Encadré 12. SNLE/SSBNs : la montée des programmes chinois

La flotte de sous-marins chinois est passé de 58 unités en 2005 à 66 en 2020 et devrait atteindre 76 unités d’ici 2030. À côté de 58 sous-marins conventionnels, les SNA doivent presque doubler de 7 à 13 entre 2020 et 2030. De même, la Chine passe d’un seul SNLE en 2005 à 6 en 2022 pour atteindre 8 SNLE en 2030. Dès 2015, un SNLE chinois a réalisé une patrouille de 95 jours en mer. Les SNLE de classe Jin sont armés avec 12 missiles balistiques JL-2 de plus de 7 000 km. Cette portée permet d’atteindre à partir des eaux proches de la Chine l’Alaska, Guam, Hawaï, la Russie et l’Inde, mais pas le Mainland étasunien. Pour autant, la marine met en œuvre la moitié des missiles balistiques chinois capables d’atteindre les territoires des États-Unis. Dans le cadre de sa modernisation, la Chine a lancé un projet de SNLE de 3e génération. Il serait équipé d’un missile JL-3, testé en nov. 2018 selon la PLAN – People’s Liberation Army Navy - de 9 000 km de portée (+ 29 %).


 

4.3. Pour les autres acteurs : l’exemple de l’Inde, un fossé difficile à franchir

L'Inde est encore loin de disposer de la triade nucléaire fiable et crédible à laquelle elle aspire, du fait des considérables efforts financiers et technologiques que supposerait cet objectif (miniaturisation d’un réacteur, développement de têtes nucléaire fiables et d’un missile…). New Dehli loue ainsi à l’URSS puis à la Russie des SNA depuis 1988 afin de développer les compétences de ses personnels qui demeurent limitées comme l’ont illustré des accidents en 2014 et 2017. En 2017, une écoutille restée ouverte a inondé l’Arihant I et l’a immobilisé à quai durant six mois. Il a donc fallu attendre novembre 2018 pour que le SNLE Arihant I réalise enfin sa première « patrouille de dissuasion » de 20 jours et l’année 2022 pour que son second SNLE entre en service alors qu’il a été mis sur cale en mai 2011 avec un lancement alors annoncé pour 2016.

 
Encadré 12. Le SNLE Arihant I : un révélateur des difficultés de l’Inde

Selon la Fondation pour la Recherche Stratégique (mars 2020), l’Inde peine à développer un missile à longue portée. Actuellement, les 12 missiles de type K-15 Sagarika du SNLE Arihant I ont une portée de seulement de 750 à moins de 1 000 kilomètres qui ne permet donc pas d’atteindre des cibles stratégiques. De même, la taille limitée du réacteur nucléaire restreint son endurance, sa durée maximale d’immersion n’étant que de 50 jours, limitant d’autant le rayon de ses patrouilles. Mais le développement programmé de missiles de type K-4 de 3 000 à 3 500 kilomètres nécessite une large, coûteuse et difficile refonte des SNLE actuels. Enfin, l’Inde a mis du temps à lancer les travaux de construction de sa nouvelle base sous-marine de Rambilli située dans la baie du Bengale dans l’État fédéré d’Andhra Pradesh. Après plusieurs reports, les travaux sur ce site en eau profonde à l’embouchure des rivières Varaha et Sarada ont enfin débuté en 2018.


 

5. La géographie des grandes bases sous-marines de SNLE : des lieux névralgiques

Les exigences de site et de situation propre à la localisation des bases sous-marines dessinent une géographie à toutes les échelles, depuis leur position sur l’océan mondial jusqu’à leur insertion dans l’organisation régionale et, dans certain cas, le tissu urbain.

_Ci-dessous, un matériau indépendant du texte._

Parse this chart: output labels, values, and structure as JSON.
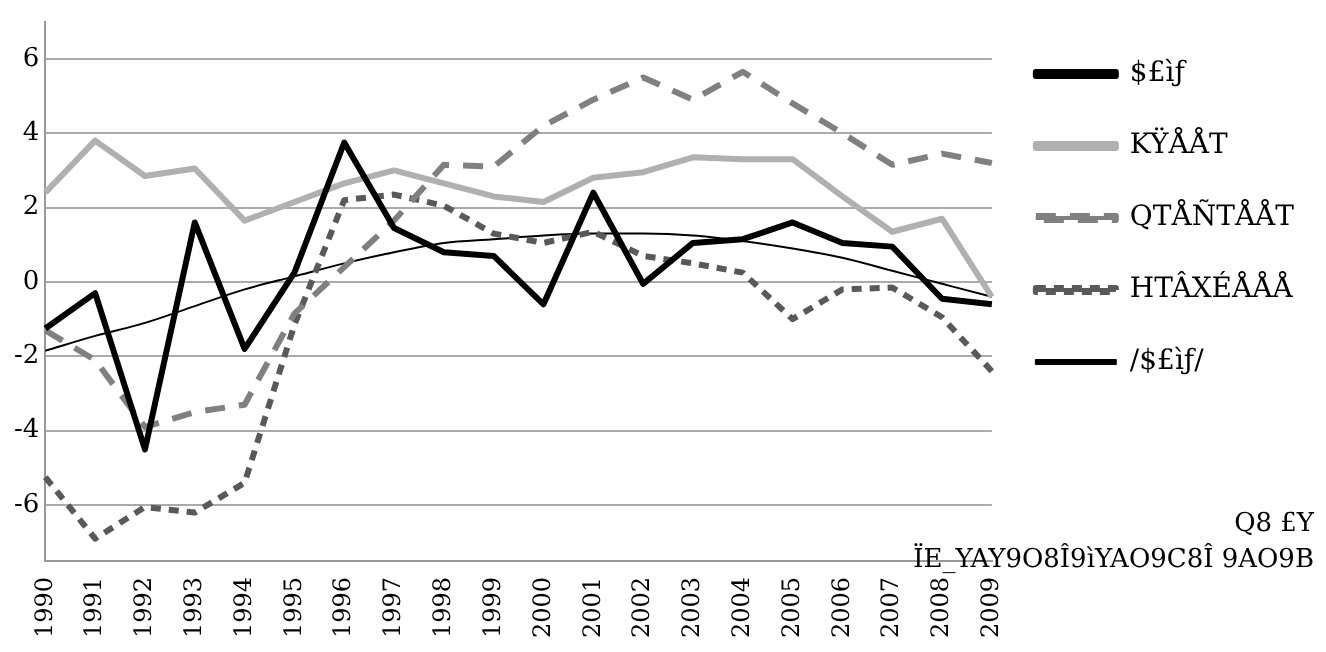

5.1. Aux échelles nationale et mondiale : les facteurs géostratégiques maritimes

Un État ne peut déployer ses moyens maritimes – en particulier ses SNLE – sans disposer de ports d’attache et de bases navales efficientes et sécurisées. Du fait de la complexité des systèmes d’armes mis en œuvre, les bases de SNLE sont peu nombreuses : on en compte neuf dans le monde (document 5) : deux aux États-Unis (Kings Bay sur l’Atlantique, Kitsap-Bangor/ Seattle sur le Nord Pacifique), deux en Russie (Mourmansk/presqu’île de Kola en mer de Barents, Petropavlovsk-Vilioutchinsk sur le Pacifique), deux en Chine (Jianggezhuang-Quingdao au nord, Yalong au sud), une en France (Brest/ Ile longue), une au Royaume-Uni (Faslane, Écosse) et une en Inde en construction (Rambilli, Andhra Pradesh). Pour une étude détaillée de chacune d’elle ou une démarche comparative entre elles, le site Géoimage du CNES met en ligne de nombreuses ressources.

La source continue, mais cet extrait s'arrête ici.